Model Distillation — Making Giant Models Small

You’ve fine-tuned a 70B parameter model and it’s amazing. It’s also $0.03 per request and takes 2 seconds to respond. For production with 100,000 requests per day, that’s $3,000/day and unacceptable latency. Distillation creates a smaller model that captures most of the large model’s knowledge at a fraction of the cost and latency.

The idea: train a small “student” model to mimic the outputs of a large “teacher” model. The student never sees the original training data — it learns by studying how the teacher answers questions.

How Distillation Works

The key insight is that the teacher’s probability distribution over all possible outputs contains more information than just the correct answer. When the teacher says “the answer is Paris” with 90% confidence, “Lyon” with 5%, and “Marseille” with 3%, those secondary probabilities encode meaningful relationships between concepts.

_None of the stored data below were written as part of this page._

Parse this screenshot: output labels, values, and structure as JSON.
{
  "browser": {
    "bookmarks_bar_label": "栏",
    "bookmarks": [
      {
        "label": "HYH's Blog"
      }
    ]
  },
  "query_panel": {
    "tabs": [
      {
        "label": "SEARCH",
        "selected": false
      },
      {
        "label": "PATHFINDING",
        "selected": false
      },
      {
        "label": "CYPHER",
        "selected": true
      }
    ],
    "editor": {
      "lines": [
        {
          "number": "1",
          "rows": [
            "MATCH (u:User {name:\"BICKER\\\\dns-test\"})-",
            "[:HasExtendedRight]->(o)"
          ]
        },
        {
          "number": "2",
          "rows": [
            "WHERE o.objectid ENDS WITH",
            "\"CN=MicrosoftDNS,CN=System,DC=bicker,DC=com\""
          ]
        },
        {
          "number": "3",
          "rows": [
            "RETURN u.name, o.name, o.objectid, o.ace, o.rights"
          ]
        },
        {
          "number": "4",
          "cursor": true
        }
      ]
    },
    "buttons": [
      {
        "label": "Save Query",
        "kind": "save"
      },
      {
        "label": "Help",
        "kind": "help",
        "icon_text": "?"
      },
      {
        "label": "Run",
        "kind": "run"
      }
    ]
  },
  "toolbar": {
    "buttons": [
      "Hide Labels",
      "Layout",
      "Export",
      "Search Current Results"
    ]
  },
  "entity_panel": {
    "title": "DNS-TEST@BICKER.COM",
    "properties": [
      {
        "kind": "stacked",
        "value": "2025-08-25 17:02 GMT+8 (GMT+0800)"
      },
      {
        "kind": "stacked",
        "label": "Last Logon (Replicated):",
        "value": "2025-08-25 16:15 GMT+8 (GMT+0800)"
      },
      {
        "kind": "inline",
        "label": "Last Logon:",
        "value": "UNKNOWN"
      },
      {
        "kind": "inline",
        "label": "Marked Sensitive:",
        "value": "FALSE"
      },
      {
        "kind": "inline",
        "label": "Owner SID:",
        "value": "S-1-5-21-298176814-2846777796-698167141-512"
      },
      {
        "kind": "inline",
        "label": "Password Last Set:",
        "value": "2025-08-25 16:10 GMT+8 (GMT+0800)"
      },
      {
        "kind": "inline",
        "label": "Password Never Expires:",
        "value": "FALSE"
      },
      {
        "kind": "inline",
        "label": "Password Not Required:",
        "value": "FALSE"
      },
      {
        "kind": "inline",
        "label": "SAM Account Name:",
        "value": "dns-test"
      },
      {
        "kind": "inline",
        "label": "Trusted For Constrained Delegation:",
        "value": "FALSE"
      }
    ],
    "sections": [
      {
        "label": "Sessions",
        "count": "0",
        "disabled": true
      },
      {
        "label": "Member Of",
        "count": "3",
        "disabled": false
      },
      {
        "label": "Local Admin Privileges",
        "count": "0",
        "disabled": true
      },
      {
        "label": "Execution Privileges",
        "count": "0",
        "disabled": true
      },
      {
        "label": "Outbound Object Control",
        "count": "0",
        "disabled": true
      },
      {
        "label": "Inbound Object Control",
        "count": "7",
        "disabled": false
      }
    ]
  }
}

Model Distillation — Teacher to Student

Teacher Model

70B parameters

High accuracy, slow, expensive

Soft labels (probability distributions)

→→→

Student Model

7B parameters

90% accuracy, 10x faster, 10x cheaper

💡 The student learns from the teacher's probability distribution (soft labels), not just the correct answer (hard labels). This transfers "dark knowledge" — the teacher's uncertainty and nuance.

Hard labels say “the answer is Paris.” Soft labels say “the answer is probably Paris, but Lyon and Marseille are reasonable too, while Tokyo is definitely not.” That nuance — which Hinton called “dark knowledge” — helps the student model learn faster and generalize better than training on hard labels alone.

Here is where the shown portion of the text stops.